US Weighs Expanding FDIC Protections if Banking Crisis Persists

FDIC enforcement actions banks

Federal officials are reportedly examining ways to expand deposit protections to halt a possible financial meltdown.

As Bloomberg News reported Monday (Mar. 20), staff members at the Treasury Department are studying whether regulators have the authority to temporarily insure deposits above the traditional $250,000 limit without Congressional approval.

The report, citing people with knowledge of the matter, said officials don’t see such a move as needed but are coming up with a plan in case the banking crisis worsens.

The troubles in the banking sector stem from the collapse earlier this month of Silicon Valley Bank, as well as the subsequent failure of Signature Bank.

Signature Bank was purchased Sunday (Mar. 19) by an arm of New York Community Bank, while the Federal Deposit Insurance Corp. (FDIC) is still seeking bids for SVB.

“There has been substantial interest from multiple parties, and the FDIC and the bidders need more time to explore all options in order to maximize value and achieve an optimal outcome,” the agency said in a news release Monday.

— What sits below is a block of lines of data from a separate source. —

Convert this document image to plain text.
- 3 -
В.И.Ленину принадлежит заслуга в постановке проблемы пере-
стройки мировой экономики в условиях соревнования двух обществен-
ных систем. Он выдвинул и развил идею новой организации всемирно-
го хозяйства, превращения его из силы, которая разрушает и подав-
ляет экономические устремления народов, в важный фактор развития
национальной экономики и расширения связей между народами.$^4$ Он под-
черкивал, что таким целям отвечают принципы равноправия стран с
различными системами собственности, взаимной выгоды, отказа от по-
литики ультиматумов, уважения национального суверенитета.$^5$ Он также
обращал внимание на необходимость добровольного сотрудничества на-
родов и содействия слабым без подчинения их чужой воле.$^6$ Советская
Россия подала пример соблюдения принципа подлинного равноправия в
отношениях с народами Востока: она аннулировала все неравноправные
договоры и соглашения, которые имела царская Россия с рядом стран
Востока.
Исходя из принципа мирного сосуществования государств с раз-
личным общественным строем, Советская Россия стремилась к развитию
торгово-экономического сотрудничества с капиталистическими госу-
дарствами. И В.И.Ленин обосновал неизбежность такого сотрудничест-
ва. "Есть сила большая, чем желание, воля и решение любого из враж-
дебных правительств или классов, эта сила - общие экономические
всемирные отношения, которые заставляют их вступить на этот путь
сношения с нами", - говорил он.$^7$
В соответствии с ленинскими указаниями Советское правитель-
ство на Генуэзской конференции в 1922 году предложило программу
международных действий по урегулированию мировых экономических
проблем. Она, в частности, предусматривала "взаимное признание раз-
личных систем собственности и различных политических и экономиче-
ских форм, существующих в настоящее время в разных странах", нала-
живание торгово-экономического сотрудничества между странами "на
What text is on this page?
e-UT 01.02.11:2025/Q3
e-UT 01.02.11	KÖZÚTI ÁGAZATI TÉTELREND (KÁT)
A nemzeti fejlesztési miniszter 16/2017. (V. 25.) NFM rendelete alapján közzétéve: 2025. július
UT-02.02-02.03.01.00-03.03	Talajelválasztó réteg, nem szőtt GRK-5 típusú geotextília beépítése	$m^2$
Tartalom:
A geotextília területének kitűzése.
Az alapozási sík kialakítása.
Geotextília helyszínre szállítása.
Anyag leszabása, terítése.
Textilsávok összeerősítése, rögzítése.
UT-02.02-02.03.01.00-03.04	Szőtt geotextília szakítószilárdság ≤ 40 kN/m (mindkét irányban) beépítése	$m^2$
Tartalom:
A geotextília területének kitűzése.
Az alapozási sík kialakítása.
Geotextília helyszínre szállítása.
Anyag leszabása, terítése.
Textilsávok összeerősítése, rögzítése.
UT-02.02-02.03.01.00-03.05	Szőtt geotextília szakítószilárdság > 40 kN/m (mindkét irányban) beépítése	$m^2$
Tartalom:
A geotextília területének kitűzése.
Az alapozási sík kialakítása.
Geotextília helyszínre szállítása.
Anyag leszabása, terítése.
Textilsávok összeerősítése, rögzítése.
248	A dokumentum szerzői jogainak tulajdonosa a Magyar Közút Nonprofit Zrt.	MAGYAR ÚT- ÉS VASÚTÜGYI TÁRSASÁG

Among the possible buyers is First Citizens Bank, which — as PYMNTS noted this week — has snatched up 20 failed banks in the last 14 years.

As for the possible expanded FDIC insurance plan, the Bloomberg report notes that one possibility being discussed is using the Treasury Department’s authority to take emergency action and tap into the Exchange Stabilization Fund.

The fund, created during the Great Depression, is typically used to buy or sell currency but has been used to support emergency lending by the Fed, and is the only pool of money under the total authority of the Treasury.

PYMNTS looked at this topic earlier this week as part of a larger conversation about the SVB collapse with Amias Gerety, partner at FinTech venture capital group firm QED Investors.

The true policy debate to come forward, he said, is what to do now that it’s become clear the $250,000 deposit “cap” on insured funds no longer works for U.S. businesses.

“That’s a real policy challenge,” Gerety told PYMNTS Karen Webster.

One notion is to charge for deposit insurance, possibly on a risk-adjusted framework — that function is already in place at the FDIC. Gerety argued that this could be a simple, effective, albeit imperfect, change in policy.

At the same time, there’s also a need to rethink the risks and regulations governing regional banks, he said, and whether laws passed under President Donald Trump — making it tougher to regulate banks of SVB’s size — should still stand.  Gerety also believes that there needs to be a more thorough examination of the deposit base at smaller and mid-sized banks.